Activision Blizzard, the publisher-studio giant behind franchises like Call of Duty, World of Warcraft, and Overwatch, is set to bring an end to one of the multiple lawsuits filed against it with an $18 million settlement.
It must be approved by the courts first, of course, and according to The Washington Post, U.S. District Judge Dale Fischer is “prepared to approve” Activision Blizzard’s $18 million settlement in a sexual harassment lawsuit filed against it by the U.S. Equal Employment Opportunity Commission. It’s important to note that this lawsuit is just one of many Activision Blizzard is facing and you can read more about the others, including this one filed last week, here.
“The Court is generally satisfied that both the monetary relief and the nonmonetary provisions are fair, reasonable, and adequate,” a California court filing published today reads, according to The Washington Post.
These filings call the opposition’s – in this case, California’s Department of Fair Employment and Housing which has its own lawsuit against Activision Blizzard – evidence “speculative.” As noted by Kotaku, during this settlement hearing, a DFEH lawyer argued to a judge that the EEOC’s motion to proceed with this settlement was in violation of states’ rights to its own judicial proceedings. On the other hand, the EEOC said that the DFEH had months to make this claim but waited until the “eleventh hour” to do so, going as far as to accuse the DFEH of delaying proceedings related to this lawsuit. The judge agreed and said DFEH’s argument was “untimely,” according to Kotaku, and that if a party disagreed with them, they could take it to the ninth circuit court.
“We are pleased the Court recognizes our agreement with the Equal Employment Opportunity Commission is fair, adequate, and in the public interest,” Activision Blizzard said in a statement to The Washington Post. “Our goal has always been to provide immediate and meaningful compensation to eligible employees who choose to participate and to continue workplace improvements that make Activision Blizzard a model for our industry.”
The DFEH worries that if this settlement goes through, it will lose the opportunity to pursue further damages at a state court level, since this settlement would be happening on a federal level.
“The DFEH will continue to vigorously prosecute its action against Activision in California state court,” DFEH spokesperson Fahizah Alim said in a statement to The Washington Post. “In recent weeks, DFEH defeated Activision’s request that the Court dismiss DFEH’s case, and DFEH has sought documents and other evidence of sexual harassment, discrimination, and retaliation violations over many years by Activision.
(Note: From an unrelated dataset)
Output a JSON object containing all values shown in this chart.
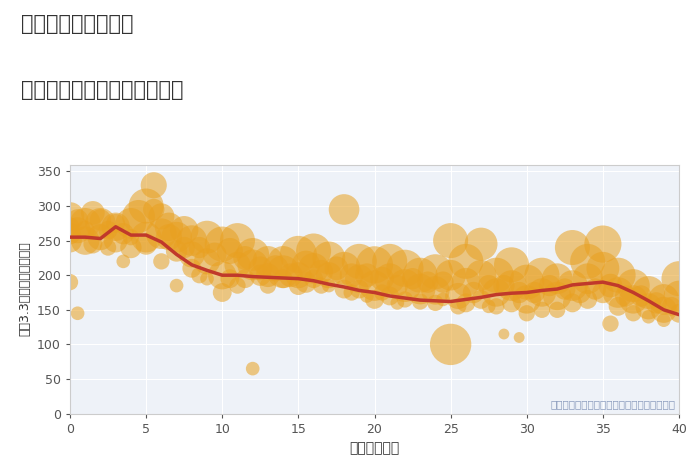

The Court has set a trial date in February 2023.”
A lawyer The Washington Post spoke to said claimants for both the EEOC’s case, which is getting primed for a settlement, and the DFEH’s suit could opt-in to receive compensation from this $18 million settlement. However, if they do choose to do that, they would be disqualified from continuing forward in the DFEH suit. The DFEH does not want this to happen, which is why it and the EEOC are at odds with each other in regards to these lawsuits.
If this $18 million settlement is approved, it would be the EEOC’s second-largest sexual harassment settlement ever negotiated by the federal agency. According to The Washington Post’s report, money from the $18 million settlement will go toward creating harassment and discrimination prevention programs at Activision Blizzard, to be audited by the EEOC. Leftover funding could go to charities related to women in gaming, or charities committed to spreading awareness of gender equality issues in gaming.
Speaking non-monetarily, this settlement includes provisions that require Activision Blizzard to expand its mental health counseling services and add new personnel evaluation processes that allow employees to leave feedback in regards to their bosses, according to The Washington Post. On top of that, an independent equal-opportunity employment expert will have to be hired by Activision Blizzard and they will report to the EEOC, and the company will also be required to give mandatory sexual harassment training. These terms would remain for three years and if Activision Blizzard breaks the terms, the EEOC could seek monetary relief.